Последнего испытания", и в итоге пришла к выводу, что вести разговор придется от
Tanz der Vampire и
Elisabeth. На просторах своего дневника я уже не раз восхищалась талантом Михаэля Кунце, создающего в своих текстах такие многогранные системы образов, задающих спектаклю совсем иную планку (не говоря уже о том, что театру, на мой взгляд, всегда должна быть присуща определенная символичность и иносказательность).
Так вот, на символическом уровне ПИ этим двум мюзиклам ничуть не уступает.

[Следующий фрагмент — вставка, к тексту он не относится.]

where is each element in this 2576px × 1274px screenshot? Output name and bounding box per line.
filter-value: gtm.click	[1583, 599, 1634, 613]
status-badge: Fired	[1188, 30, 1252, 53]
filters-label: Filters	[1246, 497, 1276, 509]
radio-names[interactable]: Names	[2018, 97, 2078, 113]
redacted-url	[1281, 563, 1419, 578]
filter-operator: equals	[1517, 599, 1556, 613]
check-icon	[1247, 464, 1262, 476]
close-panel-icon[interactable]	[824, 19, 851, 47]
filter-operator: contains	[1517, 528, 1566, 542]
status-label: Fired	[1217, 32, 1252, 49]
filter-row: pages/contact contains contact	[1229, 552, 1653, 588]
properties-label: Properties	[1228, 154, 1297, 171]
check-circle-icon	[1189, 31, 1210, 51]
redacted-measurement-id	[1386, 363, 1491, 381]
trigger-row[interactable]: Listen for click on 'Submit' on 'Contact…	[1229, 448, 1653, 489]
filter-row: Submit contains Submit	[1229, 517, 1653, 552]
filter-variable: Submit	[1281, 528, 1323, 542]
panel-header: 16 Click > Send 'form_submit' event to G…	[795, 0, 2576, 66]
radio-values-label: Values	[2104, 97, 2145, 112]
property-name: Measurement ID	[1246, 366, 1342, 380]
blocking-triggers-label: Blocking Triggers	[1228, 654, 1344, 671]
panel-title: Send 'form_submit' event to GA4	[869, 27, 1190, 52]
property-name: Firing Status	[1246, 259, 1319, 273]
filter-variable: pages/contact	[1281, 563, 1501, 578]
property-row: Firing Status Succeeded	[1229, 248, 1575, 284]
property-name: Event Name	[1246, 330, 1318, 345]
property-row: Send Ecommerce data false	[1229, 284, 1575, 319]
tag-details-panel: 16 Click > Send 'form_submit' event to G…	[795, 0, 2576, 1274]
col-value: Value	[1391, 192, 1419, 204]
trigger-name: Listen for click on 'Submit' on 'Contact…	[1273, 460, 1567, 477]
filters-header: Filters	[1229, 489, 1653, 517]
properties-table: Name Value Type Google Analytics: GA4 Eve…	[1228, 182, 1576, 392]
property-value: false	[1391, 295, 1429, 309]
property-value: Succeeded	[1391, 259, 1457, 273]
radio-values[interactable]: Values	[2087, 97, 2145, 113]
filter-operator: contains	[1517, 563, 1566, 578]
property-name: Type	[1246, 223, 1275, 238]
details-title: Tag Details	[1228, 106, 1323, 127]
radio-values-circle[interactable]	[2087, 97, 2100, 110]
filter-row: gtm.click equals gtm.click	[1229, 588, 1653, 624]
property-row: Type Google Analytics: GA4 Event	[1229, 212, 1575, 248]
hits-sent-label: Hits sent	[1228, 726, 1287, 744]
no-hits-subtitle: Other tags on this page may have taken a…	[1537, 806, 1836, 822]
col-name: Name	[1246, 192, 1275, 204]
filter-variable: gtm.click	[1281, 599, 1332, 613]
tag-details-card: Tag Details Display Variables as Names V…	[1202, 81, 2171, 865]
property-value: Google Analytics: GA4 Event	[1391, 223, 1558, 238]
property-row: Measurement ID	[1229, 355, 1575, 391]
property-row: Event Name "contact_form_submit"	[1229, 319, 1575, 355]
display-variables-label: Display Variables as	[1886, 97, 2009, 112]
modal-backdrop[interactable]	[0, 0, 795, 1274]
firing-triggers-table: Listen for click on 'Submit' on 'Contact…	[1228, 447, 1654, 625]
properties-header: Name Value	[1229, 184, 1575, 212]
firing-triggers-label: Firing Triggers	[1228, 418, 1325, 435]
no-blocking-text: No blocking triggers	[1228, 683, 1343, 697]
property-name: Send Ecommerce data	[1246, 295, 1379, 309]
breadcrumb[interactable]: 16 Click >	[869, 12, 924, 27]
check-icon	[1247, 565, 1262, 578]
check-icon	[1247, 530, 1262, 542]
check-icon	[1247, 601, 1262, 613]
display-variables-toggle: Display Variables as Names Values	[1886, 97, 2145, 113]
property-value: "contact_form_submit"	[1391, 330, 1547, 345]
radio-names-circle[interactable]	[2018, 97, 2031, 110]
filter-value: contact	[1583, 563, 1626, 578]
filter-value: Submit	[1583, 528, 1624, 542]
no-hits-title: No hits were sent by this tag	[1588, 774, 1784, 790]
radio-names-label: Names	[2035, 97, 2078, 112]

Классическая тема неутолимого человеческого голода по чему-либо (зачастую человек сам не понимает, по чему: так Элизабет ищет свободу, на самом деле желая покоя, а Рейстлин божественной властью пытается заменить человеческое тепло и любовь) и Бездны, которая манит исполнением мечты, но одновременно страшит тем самым "последним испытанием", которое определит: сумеет ли человек не только прозреть, но и заслужить свой покой (уже в терминологии "Мастера и Маргариты", которым, боюсь, не суждено обрести достойное мюзикловое воплощение). При таком уровне архетипичности образов и сюжета ПИ каноничность образов для меня заключается в соответствии уже не книгам-первоисточникам, а либретто самого мюзикла.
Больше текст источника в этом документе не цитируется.